アイサカ・エナジーの株価は現在267.20ペンスで取引されている。ジェフリーズ証券は、同社の純資産価値(NAV)を222ペンス、EBITDA倍率(EV/EBITDA)による評価額を469ペンスと算出している。
同証券は、3つの異なる商品価格シナリオを設定した。最良シナリオでは、長期的なブレント原油価格を1バレル90ドル、英国産天然ガス価格を1サーマル(熱量単位)89ペンスと仮定。

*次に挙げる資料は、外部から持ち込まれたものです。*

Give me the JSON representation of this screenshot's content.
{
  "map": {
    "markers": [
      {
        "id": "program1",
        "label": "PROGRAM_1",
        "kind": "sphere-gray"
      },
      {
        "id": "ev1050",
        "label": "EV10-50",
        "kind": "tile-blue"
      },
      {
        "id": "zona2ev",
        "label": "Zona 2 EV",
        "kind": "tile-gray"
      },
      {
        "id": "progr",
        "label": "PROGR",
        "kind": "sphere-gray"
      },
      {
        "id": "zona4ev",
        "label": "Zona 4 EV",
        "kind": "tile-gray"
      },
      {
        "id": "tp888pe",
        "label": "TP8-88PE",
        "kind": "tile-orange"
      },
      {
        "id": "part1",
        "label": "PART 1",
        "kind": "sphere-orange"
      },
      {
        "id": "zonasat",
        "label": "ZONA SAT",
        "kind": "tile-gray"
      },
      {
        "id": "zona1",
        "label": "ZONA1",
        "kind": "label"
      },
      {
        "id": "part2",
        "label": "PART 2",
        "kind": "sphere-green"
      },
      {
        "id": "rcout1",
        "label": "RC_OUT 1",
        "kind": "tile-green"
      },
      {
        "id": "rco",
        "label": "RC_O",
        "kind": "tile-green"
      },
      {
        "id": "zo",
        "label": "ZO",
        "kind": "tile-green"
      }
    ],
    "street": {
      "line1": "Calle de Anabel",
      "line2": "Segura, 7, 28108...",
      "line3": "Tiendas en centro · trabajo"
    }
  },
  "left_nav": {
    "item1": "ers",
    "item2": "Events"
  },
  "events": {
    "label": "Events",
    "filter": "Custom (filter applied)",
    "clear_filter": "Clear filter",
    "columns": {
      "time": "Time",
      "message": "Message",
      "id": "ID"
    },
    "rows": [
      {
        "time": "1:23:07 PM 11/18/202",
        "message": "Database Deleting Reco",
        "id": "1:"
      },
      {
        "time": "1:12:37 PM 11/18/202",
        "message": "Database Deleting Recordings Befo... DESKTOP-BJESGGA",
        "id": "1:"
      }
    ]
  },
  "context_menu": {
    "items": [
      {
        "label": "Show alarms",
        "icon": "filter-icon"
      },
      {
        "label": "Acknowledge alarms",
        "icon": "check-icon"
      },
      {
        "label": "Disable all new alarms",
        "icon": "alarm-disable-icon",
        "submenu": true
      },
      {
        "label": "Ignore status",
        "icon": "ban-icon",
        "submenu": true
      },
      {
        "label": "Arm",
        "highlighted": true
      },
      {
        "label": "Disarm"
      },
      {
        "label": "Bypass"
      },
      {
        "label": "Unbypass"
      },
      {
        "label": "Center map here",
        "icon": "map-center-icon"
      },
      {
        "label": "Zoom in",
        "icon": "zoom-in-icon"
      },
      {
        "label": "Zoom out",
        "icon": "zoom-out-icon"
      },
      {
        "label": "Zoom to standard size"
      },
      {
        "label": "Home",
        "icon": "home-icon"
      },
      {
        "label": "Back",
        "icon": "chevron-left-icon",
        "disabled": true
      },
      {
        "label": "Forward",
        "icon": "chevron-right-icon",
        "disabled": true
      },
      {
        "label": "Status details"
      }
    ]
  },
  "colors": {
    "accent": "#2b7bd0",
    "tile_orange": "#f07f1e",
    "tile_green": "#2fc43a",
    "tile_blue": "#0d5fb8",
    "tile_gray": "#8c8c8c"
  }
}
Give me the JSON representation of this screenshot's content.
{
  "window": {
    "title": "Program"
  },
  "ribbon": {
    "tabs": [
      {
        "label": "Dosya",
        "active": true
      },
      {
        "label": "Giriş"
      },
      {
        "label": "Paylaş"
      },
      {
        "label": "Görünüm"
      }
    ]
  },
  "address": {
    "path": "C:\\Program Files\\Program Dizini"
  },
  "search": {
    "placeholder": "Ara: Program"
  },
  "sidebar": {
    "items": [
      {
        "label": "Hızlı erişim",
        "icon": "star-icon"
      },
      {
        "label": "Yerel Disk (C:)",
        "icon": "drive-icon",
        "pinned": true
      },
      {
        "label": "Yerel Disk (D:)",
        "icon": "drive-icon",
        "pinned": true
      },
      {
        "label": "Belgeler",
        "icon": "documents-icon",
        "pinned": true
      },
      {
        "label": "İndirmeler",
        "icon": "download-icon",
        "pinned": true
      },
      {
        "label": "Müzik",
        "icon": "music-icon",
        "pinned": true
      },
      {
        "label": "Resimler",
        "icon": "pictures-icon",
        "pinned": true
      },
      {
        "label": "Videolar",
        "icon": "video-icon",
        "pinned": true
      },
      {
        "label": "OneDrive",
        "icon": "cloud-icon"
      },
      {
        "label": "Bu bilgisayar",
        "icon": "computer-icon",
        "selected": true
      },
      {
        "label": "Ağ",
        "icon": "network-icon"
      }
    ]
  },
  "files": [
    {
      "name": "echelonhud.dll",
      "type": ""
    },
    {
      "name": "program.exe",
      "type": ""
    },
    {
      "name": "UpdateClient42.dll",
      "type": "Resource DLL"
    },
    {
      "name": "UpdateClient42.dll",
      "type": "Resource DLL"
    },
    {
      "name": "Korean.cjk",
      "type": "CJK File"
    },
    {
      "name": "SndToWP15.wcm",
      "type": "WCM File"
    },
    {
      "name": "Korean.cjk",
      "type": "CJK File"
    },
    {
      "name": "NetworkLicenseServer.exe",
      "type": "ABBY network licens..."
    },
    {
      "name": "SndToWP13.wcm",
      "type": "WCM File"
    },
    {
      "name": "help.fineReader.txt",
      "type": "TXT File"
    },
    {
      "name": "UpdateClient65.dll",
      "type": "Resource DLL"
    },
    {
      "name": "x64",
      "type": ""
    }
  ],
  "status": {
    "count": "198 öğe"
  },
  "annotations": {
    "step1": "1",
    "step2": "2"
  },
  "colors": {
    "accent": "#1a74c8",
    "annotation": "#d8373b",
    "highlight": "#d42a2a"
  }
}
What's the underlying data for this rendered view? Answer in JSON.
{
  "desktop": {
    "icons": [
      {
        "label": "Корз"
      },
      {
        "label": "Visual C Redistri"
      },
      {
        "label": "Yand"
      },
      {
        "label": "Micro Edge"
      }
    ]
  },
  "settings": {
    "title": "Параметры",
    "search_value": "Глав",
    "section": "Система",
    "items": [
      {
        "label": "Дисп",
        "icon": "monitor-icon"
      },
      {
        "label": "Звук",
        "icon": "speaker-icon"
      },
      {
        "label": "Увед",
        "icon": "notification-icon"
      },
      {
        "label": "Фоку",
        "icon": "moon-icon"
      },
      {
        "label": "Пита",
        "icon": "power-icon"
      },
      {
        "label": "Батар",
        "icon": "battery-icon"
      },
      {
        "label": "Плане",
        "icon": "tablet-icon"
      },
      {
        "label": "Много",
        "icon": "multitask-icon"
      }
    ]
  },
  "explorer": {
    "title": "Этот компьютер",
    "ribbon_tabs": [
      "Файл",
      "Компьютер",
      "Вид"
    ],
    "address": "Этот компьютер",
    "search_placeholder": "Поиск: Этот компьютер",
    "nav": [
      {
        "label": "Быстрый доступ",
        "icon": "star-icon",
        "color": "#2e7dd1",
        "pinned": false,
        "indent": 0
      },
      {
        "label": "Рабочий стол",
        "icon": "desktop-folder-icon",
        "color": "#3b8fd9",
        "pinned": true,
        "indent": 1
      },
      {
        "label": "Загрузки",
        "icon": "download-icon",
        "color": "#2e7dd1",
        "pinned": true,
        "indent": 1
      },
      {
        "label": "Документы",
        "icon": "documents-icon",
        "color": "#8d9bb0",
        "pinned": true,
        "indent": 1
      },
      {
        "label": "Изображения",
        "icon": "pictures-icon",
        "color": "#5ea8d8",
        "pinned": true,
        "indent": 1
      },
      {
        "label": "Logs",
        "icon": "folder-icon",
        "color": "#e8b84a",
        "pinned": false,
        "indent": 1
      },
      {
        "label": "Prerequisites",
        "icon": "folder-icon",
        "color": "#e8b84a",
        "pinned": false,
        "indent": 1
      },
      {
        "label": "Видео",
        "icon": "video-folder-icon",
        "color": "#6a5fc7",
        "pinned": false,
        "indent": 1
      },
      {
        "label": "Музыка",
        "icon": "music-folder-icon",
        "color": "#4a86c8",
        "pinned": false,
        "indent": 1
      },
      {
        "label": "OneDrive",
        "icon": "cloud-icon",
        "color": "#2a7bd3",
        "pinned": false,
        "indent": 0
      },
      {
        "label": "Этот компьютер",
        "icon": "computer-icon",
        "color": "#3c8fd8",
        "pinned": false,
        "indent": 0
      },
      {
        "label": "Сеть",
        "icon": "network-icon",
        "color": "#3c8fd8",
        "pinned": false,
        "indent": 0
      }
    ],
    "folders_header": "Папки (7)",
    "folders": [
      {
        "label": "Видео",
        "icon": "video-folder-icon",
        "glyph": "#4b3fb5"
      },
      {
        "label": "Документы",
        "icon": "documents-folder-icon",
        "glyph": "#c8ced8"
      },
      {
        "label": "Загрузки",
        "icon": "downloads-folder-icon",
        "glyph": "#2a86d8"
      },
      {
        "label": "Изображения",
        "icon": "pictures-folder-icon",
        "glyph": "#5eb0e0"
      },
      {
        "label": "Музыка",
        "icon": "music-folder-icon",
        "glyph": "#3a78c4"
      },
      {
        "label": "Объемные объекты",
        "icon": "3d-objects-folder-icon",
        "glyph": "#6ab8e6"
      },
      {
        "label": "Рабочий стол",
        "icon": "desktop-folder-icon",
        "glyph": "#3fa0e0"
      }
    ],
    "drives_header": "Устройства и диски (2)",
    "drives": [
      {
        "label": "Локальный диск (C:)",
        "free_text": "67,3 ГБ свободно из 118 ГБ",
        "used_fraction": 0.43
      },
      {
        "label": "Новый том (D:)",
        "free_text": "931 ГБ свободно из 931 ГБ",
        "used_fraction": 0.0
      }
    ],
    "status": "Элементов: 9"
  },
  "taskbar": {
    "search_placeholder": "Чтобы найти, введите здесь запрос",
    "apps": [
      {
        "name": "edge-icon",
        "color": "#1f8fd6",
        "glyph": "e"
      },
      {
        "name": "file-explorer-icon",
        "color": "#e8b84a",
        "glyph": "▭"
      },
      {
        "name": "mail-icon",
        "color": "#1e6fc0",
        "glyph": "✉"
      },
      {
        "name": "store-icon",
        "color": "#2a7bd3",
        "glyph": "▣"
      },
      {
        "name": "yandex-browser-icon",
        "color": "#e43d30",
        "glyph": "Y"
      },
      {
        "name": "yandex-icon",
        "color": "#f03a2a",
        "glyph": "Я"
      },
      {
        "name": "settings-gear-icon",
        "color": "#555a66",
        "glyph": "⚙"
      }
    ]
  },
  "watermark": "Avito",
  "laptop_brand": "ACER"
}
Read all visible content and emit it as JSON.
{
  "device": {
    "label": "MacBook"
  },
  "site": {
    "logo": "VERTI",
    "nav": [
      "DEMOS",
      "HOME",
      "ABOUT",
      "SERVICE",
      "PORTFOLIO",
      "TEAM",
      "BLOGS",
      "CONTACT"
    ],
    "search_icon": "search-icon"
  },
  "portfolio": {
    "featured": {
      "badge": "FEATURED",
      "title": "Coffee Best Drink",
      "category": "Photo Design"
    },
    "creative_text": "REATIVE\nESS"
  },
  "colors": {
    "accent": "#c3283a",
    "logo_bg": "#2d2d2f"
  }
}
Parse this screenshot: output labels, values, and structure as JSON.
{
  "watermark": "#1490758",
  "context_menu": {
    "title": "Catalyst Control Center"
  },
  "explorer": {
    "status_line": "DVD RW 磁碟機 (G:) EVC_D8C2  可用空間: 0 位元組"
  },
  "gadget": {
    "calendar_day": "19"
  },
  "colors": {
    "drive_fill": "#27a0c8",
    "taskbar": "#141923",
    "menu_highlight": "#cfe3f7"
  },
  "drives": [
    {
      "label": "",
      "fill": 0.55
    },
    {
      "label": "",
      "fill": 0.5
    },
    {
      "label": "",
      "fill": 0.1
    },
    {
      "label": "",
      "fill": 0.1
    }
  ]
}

この場合、資産価値の上昇に基づき、目標株価を450ペンスと見込んでいる。一方、最悪シナリオでは、原油価格を60ドル、天然ガス価格を59ペンスと仮定し、資産価値は120ペンス、目標株価は165ペンスに引き下がるとしている。
同社の業績は、こうした評価を裏付けるものとなっている。第2四半期には過去最高の1日あたり13万1000バレル(石油換算)の生産量を記録し、通年の生産量ガイダンスも再確認された。また、事業活動によるキャッシュフローは株主還元を支えており、ジェフリーズ証券は2026年度の総還元額を5億ドル超と予測。これは同社の配当政策に沿ったものだ。
コスト効率も改善しており、経営陣は通年の純営業費用ガイダンスを8億ドルから8億4000万ドルの範囲に引き下げた。さらに、19億ドルの利用可能流動性は、大株主であるエニ(Eni)と共に潜在的な資産買収を検討するための財務基盤を提供している。
今後の注目点としては、英国政府によるローズバンク(Rosebank)油田開発プロジェクトの開始承認が挙げられる。これが承認されれば、ウェスト・オブ・シェトランド(West of Shetland)地域のポートフォリオ全体での開発リスクが低減される可能性がある。